Today's newsletter from the UK's TrainingZone featured an article by Amy Finn of Centra, talking about trends in e-learning.
I agree completely with much of what she says, but disagree strongly on parts of it. Such is e-learning..
The industry latched onto “e-learning” as a term a few years ago. But I think it needs to go back to something like “technology-enhanced learning” because e-learning has come to mean (in common use) only a narrow part of the spectrum – usually courses online or live Web-conferencing. The author says that e-learning is here to stay, but it's not. As a term it will die out rapidly (it is already slipping from prominence in the US and Canada) as people realize what a poor descriptor it is of the wide range of things that are happening with technological backing. And as a concept it is evolving so rapidly in so many directions that the e-learning of last year is so different from the technology-enhanced learning of this year, that you can’t really even compare them.
I also don’t buy the author's notion of "e-learning as a business strategy". E-learning will not “continue to become a driving force in business and industry”. Performance improvement may become a driving force, but e-learning is merely a means. And it will not be that high a profile anyway, because there are many other things which feed into performance improvement. E-learning cannot be a business strategy in itself. Learning should be driven by business strategy, and the appropriate mix of available resources, human and technological, should be deployed to support that business strategy.
That is not to say that learning professionals should not have a seat at the business strategy table – they are appallingly under-represented in my view. But I think we need to think beyond the manifestation of technology-enhanced learning when we look at what is really strategically vital to an organization. The view that “smart organisations know that eLearning is a strategic solution that must be deployed throughout their organization” is stopping short of the mark. Smart organizations know that LEARNING gives them a strategic edge, and should be open to any technology based solution that sharpens or sustains that edge.
The author says there are three elements of the e-learning universe (technology, content, and services), but she left out two that are vital: processes and people. It’s not simply about technology, content, and services. Admittedly, the lines between these elements get pretty blurred at times, but I believe that the architecture of learning processes is independent of technology and content. And the people that are to learn or provide the learning support are the most vital element in any technology-enhanced design. You are not deploying technology, you are deploying an enhanced capacity to improve performance, and the motivation to do so.

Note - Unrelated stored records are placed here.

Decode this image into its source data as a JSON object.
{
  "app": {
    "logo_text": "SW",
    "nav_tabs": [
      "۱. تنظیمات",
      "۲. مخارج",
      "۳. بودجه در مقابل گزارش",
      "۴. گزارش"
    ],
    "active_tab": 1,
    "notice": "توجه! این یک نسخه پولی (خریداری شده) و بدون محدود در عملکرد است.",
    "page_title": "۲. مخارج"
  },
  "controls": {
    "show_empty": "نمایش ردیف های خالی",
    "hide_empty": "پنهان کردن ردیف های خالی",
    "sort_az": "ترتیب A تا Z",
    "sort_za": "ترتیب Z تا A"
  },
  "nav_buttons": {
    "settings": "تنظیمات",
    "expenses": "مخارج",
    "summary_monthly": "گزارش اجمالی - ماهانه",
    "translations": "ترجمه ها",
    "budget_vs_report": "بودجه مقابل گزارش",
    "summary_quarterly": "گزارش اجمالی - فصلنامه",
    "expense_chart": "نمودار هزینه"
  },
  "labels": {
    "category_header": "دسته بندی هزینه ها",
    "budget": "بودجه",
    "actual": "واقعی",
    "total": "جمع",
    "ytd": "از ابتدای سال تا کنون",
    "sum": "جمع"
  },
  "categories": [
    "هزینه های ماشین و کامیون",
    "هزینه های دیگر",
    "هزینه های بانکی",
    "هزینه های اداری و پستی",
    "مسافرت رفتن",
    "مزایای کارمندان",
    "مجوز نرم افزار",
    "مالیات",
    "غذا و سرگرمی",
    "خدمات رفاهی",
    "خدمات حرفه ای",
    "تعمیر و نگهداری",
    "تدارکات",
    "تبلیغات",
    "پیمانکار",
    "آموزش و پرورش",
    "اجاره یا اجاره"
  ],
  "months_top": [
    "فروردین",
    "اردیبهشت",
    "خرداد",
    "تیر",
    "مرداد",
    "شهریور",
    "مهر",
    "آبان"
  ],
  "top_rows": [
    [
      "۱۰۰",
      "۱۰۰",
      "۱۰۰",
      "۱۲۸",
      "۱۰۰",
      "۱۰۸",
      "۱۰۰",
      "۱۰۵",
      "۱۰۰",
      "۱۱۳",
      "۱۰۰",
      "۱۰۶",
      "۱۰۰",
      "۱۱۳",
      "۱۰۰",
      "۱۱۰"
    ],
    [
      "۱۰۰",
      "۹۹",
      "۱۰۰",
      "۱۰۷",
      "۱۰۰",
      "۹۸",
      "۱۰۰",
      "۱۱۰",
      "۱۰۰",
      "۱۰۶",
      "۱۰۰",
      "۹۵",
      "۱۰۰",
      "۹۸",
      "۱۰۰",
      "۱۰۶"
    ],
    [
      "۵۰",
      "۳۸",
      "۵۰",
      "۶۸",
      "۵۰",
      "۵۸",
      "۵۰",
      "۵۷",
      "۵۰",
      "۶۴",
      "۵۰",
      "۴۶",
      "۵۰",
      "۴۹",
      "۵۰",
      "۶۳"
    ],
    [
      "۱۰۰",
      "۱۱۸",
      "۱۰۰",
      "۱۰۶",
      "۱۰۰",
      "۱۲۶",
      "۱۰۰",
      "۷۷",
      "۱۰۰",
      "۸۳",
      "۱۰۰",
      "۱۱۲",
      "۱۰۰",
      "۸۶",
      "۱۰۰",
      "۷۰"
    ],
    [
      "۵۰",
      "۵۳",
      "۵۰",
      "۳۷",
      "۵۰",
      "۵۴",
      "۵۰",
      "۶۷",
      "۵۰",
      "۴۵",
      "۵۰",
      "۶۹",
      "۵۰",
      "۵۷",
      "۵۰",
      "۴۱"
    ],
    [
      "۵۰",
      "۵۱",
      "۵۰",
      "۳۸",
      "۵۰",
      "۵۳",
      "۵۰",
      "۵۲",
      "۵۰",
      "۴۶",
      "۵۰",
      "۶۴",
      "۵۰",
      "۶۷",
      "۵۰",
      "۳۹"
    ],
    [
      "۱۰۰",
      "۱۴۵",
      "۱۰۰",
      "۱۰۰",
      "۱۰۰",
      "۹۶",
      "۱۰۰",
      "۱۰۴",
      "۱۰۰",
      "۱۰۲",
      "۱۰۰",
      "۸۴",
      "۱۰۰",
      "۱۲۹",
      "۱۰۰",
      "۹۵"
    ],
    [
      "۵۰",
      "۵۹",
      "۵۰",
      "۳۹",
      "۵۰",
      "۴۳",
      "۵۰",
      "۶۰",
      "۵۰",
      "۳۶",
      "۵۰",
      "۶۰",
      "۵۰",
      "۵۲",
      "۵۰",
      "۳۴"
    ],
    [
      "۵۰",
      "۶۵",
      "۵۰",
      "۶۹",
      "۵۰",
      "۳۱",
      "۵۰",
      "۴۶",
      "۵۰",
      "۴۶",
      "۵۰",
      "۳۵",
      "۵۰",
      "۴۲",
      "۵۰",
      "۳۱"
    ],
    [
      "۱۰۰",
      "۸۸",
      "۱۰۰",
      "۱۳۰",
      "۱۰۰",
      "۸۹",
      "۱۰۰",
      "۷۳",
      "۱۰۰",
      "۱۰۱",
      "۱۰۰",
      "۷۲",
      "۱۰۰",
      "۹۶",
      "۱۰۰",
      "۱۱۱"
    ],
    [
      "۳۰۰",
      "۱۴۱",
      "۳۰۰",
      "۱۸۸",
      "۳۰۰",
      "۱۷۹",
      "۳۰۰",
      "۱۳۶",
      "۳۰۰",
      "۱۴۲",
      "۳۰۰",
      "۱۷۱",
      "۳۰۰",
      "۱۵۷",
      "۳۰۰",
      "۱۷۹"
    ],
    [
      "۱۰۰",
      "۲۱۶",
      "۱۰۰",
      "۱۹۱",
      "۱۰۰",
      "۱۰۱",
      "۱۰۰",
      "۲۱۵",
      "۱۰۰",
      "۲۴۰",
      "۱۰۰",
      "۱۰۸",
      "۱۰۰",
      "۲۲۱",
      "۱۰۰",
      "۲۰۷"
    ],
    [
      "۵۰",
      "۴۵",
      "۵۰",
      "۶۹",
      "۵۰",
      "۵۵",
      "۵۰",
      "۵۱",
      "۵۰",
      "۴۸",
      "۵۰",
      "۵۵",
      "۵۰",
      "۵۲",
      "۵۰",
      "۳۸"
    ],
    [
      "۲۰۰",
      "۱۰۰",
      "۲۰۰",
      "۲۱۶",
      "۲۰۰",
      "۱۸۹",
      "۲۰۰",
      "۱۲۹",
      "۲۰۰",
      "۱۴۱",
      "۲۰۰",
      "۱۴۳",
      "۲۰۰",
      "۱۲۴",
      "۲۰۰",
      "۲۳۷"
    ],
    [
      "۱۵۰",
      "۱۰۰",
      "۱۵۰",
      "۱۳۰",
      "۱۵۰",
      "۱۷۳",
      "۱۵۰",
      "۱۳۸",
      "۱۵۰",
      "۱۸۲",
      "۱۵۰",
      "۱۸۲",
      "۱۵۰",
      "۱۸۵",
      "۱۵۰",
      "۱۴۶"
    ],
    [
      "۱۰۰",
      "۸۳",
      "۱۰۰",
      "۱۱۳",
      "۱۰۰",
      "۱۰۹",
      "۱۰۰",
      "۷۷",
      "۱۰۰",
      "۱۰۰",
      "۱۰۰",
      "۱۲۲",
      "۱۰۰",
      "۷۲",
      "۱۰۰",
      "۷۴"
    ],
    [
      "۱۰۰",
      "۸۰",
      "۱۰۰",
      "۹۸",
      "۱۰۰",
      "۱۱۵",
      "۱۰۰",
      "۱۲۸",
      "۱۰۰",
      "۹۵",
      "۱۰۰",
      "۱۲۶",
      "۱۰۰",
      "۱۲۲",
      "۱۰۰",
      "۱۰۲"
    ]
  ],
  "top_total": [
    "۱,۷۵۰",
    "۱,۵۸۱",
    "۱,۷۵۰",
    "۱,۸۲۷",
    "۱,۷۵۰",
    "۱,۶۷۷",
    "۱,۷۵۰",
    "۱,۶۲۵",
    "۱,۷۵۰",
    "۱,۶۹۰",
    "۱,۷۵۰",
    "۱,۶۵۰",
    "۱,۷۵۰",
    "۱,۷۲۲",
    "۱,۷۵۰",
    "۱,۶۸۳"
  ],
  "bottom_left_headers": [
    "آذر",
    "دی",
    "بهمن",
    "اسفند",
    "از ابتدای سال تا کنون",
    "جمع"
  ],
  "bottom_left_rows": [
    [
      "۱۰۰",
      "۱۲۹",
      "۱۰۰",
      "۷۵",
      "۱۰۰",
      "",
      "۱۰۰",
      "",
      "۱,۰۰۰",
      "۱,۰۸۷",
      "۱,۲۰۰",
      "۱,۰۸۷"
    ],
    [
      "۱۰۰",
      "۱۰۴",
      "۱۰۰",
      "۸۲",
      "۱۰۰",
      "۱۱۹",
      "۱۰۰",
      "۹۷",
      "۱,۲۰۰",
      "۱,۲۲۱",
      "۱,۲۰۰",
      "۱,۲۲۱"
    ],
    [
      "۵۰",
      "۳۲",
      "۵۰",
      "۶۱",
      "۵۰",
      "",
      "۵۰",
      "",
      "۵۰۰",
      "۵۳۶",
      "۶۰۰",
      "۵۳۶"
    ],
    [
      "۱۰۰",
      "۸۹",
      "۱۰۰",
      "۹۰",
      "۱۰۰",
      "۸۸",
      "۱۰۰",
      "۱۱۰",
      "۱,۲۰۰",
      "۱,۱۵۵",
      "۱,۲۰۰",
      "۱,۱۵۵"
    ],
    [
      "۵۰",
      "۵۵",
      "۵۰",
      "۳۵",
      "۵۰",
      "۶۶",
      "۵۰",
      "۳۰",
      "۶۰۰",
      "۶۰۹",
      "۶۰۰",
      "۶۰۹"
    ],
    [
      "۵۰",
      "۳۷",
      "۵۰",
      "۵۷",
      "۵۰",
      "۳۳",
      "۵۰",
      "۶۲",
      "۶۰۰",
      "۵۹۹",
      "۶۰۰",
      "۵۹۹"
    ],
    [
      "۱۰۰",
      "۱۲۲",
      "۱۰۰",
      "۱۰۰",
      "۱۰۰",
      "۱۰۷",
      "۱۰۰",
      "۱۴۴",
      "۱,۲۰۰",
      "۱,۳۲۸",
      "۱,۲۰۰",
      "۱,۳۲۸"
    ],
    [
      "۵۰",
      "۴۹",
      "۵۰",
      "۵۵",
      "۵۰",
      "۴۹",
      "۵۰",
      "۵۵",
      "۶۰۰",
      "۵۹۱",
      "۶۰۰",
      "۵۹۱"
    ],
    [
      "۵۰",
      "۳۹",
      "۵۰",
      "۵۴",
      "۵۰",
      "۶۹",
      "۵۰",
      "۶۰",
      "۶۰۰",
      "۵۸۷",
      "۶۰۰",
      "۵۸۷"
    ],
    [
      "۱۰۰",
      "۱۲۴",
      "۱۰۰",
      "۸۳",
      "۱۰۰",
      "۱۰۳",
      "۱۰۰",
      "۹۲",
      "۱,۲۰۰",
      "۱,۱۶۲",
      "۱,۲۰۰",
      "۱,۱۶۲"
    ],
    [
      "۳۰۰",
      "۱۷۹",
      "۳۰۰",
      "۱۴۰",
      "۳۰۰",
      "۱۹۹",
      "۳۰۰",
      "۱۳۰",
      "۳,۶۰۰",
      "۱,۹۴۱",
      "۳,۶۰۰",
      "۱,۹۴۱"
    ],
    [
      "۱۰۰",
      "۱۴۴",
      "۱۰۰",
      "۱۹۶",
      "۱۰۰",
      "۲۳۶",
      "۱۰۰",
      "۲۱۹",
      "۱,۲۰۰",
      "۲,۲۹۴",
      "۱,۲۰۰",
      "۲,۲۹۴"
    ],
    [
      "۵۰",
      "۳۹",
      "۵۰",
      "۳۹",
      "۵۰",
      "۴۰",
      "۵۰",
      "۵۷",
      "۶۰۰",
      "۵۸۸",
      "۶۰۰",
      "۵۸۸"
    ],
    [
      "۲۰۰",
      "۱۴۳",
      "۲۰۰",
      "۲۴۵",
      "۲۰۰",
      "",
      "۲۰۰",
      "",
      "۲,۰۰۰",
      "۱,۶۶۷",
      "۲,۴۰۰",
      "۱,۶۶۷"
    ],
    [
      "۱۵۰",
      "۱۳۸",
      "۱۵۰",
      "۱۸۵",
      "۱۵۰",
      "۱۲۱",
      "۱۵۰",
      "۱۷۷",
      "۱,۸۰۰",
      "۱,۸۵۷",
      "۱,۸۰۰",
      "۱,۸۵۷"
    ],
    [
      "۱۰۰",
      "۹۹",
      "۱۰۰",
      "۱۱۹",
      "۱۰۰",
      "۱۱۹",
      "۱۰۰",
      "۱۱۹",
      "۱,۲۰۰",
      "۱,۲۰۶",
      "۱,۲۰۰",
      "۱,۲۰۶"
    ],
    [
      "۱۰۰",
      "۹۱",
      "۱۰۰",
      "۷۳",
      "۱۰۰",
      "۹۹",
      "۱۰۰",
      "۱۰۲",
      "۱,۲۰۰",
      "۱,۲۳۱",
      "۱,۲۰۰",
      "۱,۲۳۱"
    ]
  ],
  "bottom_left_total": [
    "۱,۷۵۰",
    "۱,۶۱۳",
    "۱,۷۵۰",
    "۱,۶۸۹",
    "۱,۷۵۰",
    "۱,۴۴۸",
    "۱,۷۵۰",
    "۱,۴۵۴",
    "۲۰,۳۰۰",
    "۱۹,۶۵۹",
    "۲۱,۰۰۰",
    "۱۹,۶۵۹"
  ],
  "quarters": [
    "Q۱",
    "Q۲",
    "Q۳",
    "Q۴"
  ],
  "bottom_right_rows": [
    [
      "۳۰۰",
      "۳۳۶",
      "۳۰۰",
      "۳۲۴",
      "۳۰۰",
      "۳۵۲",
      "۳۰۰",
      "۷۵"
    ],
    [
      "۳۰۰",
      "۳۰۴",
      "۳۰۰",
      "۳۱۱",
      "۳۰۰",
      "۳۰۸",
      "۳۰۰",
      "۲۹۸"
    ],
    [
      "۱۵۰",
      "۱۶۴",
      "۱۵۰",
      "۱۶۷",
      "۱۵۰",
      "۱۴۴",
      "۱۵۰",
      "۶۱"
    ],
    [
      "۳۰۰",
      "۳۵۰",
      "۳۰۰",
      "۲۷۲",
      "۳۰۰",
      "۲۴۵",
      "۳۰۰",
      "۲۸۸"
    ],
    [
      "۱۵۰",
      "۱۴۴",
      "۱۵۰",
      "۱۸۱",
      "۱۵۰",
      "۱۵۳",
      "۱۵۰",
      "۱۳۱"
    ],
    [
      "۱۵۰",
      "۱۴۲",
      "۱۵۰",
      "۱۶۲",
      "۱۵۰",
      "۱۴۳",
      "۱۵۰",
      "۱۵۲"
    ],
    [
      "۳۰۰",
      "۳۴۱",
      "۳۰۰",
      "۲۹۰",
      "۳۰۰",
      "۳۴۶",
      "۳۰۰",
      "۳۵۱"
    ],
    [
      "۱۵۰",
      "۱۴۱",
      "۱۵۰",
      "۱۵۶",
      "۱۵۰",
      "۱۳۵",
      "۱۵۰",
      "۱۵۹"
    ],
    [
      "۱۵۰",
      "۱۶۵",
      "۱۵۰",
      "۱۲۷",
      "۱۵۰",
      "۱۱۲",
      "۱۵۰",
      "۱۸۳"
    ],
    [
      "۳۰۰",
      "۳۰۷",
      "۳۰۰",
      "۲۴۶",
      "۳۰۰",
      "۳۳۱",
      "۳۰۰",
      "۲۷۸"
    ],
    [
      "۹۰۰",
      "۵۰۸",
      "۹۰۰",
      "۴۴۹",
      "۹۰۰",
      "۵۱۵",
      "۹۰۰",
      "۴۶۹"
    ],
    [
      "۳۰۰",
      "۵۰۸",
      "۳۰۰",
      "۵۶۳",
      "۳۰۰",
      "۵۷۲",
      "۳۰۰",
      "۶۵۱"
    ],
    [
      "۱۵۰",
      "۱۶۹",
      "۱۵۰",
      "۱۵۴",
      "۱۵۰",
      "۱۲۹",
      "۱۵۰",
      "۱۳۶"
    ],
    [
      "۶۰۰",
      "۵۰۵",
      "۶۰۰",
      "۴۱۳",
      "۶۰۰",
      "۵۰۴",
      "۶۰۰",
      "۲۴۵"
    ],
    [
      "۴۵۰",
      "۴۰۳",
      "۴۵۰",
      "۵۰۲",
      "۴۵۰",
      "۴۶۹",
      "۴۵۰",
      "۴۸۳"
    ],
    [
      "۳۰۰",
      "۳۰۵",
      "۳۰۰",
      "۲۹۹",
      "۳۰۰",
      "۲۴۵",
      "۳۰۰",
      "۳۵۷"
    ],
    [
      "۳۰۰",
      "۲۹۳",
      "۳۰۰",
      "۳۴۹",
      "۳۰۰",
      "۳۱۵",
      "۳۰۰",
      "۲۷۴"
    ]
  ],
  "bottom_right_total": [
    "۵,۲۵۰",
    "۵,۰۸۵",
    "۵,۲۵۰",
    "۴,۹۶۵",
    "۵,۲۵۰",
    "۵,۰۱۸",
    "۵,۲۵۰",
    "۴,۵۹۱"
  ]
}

On blended learning, we are on the same page. In my view, all learning is blended. Always has been, always will be. There is very little that any of us learn exclusively through one medium. Blended learning in the “e” sense of the term has often been very successful and continues to improve. This is not because the technology is better, but because those who architect the “formal” blended learning processes are designing learning experiences that map more closely to the way people learn “informally”. We need to see more seamless transition from learning experience to workplace and back, as well as among elements of learning. Blending formal learning experiences with actual work activities and with informal learning processes -- that is integrated learning! Sadly, accountants are the enemy of progress here, because the less discrete an element is, the harder it is to cost it or to calculate an ROI.
Amy Finn's LMS comments are spot-on. The LMS is only part of any solution. And the same is true of LMS standards such as SCORM. You can paint yourself into a very expensive corner if you view e-learning exclusively through the capabilities of your LMS. Unfortunately, that’s what has happened in many US corporations, and much evolution in e-learning is now on hold while those corporations wait for the paint to dry.
Finally, the author concludes that how your organisation will accept the “new paradigm of e-learning” is key. But it’s not a new paradigm. Paradigms are easily defined, relatively constant, and consequently easy to sell. What organizations have to buy into today is rolling change, constant innovation, continuous revolutionary prototyping. That’s a hard sell to senior executives who view the world through locked-in spreadsheets, annual budgets, formal ROI calculations, inflexible perceptions, and hard-baked ideas about the world they operate in. Breaking through those barriers is our biggest challenge!